2023 Indian film by Anil Lal

Cheena Trophy is a 2023 Indian Malayalam-language comedy-drama film written and directed by Anil Lal in his directorial debut. The film stars Dhyan Sreenivasan, alongside Kendy Zirdo, Jaffar Idukki, Devika Ramesh (in her debut film), Johny Antony, K. P. A. C. Leela and Sudheesh.

== Cast ==
- Dhyan Sreenivasan as Rajesh
- Kendy Zirdo as Sheng
- Jaffar Idukki as Vijayan
- Devika Ramesh as Theresa
- Usha as Usha
- Johny Antony as Pavithran Sakhavu
- KPAC Leela as Powlin/Vallyammachi
- Sudheesh as Das
- Varada as Raji
- Bittu Thomas as Reji
- Sijo as Shafi
- Jordi Poonjar as Police Sub Inspector
- Sunil Babu as Thampi
- Lali as Mary
- Ponnamma Babu as Lalitha
- Chef Pillai as cameo role
- Narayanankutty as Astrologer Shibu
- Umesh S Nair as Bank Manager

== Production ==
Cheena Trophy marks the directorial debut of Anil Lal.
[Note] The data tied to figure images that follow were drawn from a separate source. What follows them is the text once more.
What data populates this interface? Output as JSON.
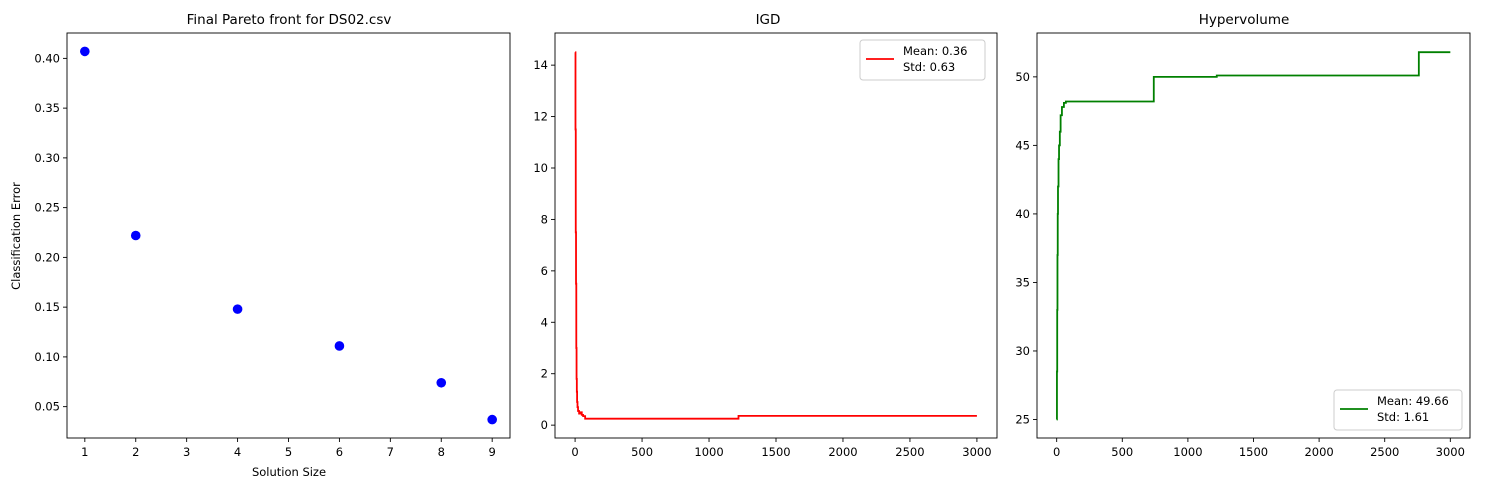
{
  "chart_data": [
    {
      "type": "scatter",
      "title": "Final Pareto front for DS02.csv",
      "xlabel": "Solution Size",
      "ylabel": "Classification Error",
      "xlim": [
        0.65,
        9.35
      ],
      "ylim": [
        0.0185,
        0.4255
      ],
      "xticks": [
        1,
        2,
        3,
        4,
        5,
        6,
        7,
        8,
        9
      ],
      "yticks": [
        0.05,
        0.1,
        0.15,
        0.2,
        0.25,
        0.3,
        0.35,
        0.4
      ],
      "ytick_labels": [
        "0.05",
        "0.10",
        "0.15",
        "0.20",
        "0.25",
        "0.30",
        "0.35",
        "0.40"
      ],
      "color": "#0000ff",
      "grid": false,
      "points": [
        {
          "x": 1,
          "y": 0.407
        },
        {
          "x": 2,
          "y": 0.222
        },
        {
          "x": 4,
          "y": 0.148
        },
        {
          "x": 6,
          "y": 0.111
        },
        {
          "x": 8,
          "y": 0.074
        },
        {
          "x": 9,
          "y": 0.037
        }
      ]
    },
    {
      "type": "line",
      "title": "IGD",
      "xlabel": "",
      "ylabel": "",
      "xlim": [
        -150,
        3150
      ],
      "ylim": [
        -0.5,
        15.25
      ],
      "xticks": [
        0,
        500,
        1000,
        1500,
        2000,
        2500,
        3000
      ],
      "yticks": [
        0,
        2,
        4,
        6,
        8,
        10,
        12,
        14
      ],
      "color": "#ff0000",
      "grid": false,
      "legend": {
        "position": "top-right",
        "lines": [
          "Mean: 0.36",
          "Std: 0.63"
        ]
      },
      "series": [
        {
          "step": true,
          "x": [
            0,
            3,
            5,
            7,
            9,
            11,
            13,
            15,
            18,
            22,
            30,
            40,
            50,
            60,
            75,
            1220,
            3000
          ],
          "y": [
            14.5,
            11.5,
            7.5,
            5.5,
            3.0,
            1.8,
            1.3,
            0.9,
            0.7,
            0.55,
            0.45,
            0.5,
            0.4,
            0.35,
            0.25,
            0.36,
            0.36
          ]
        }
      ]
    },
    {
      "type": "line",
      "title": "Hypervolume",
      "xlabel": "",
      "ylabel": "",
      "xlim": [
        -150,
        3150
      ],
      "ylim": [
        23.65,
        53.2
      ],
      "xticks": [
        0,
        500,
        1000,
        1500,
        2000,
        2500,
        3000
      ],
      "yticks": [
        25,
        30,
        35,
        40,
        45,
        50
      ],
      "color": "#008000",
      "grid": false,
      "legend": {
        "position": "bottom-right",
        "lines": [
          "Mean: 49.66",
          "Std: 1.61"
        ]
      },
      "series": [
        {
          "step": true,
          "x": [
            0,
            2,
            4,
            6,
            8,
            10,
            14,
            18,
            24,
            30,
            40,
            55,
            70,
            740,
            1220,
            2760,
            3000
          ],
          "y": [
            25.0,
            28.5,
            33.0,
            37.0,
            40.0,
            42.0,
            44.0,
            45.0,
            46.0,
            47.2,
            47.8,
            48.1,
            48.2,
            50.0,
            50.1,
            51.8,
            51.8
          ]
        }
      ]
    }
  ]
}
The film is jointly produced by Anup Mohan, Ashlin Mary Joy and Lijo Ulahannan under the banner of Presidential Movies Private Limited.

== Music ==
The music is composed by Sooraj Santhosh and Varkey. The audio rights were acquired by Manorama Music. The first song titled "Sanchari" was released on 14 October 2023, sung by Arackal Nandakumar and written by Anil Lal. Ashtaman Pillai, a visually-challenged musician, made his debut as a playback singer with the song titled "Choodarum".

== Release ==
Cheena Trophy was initially planned to release on 6 October 2023, but was postponed and released in theatres on 8 December 2023.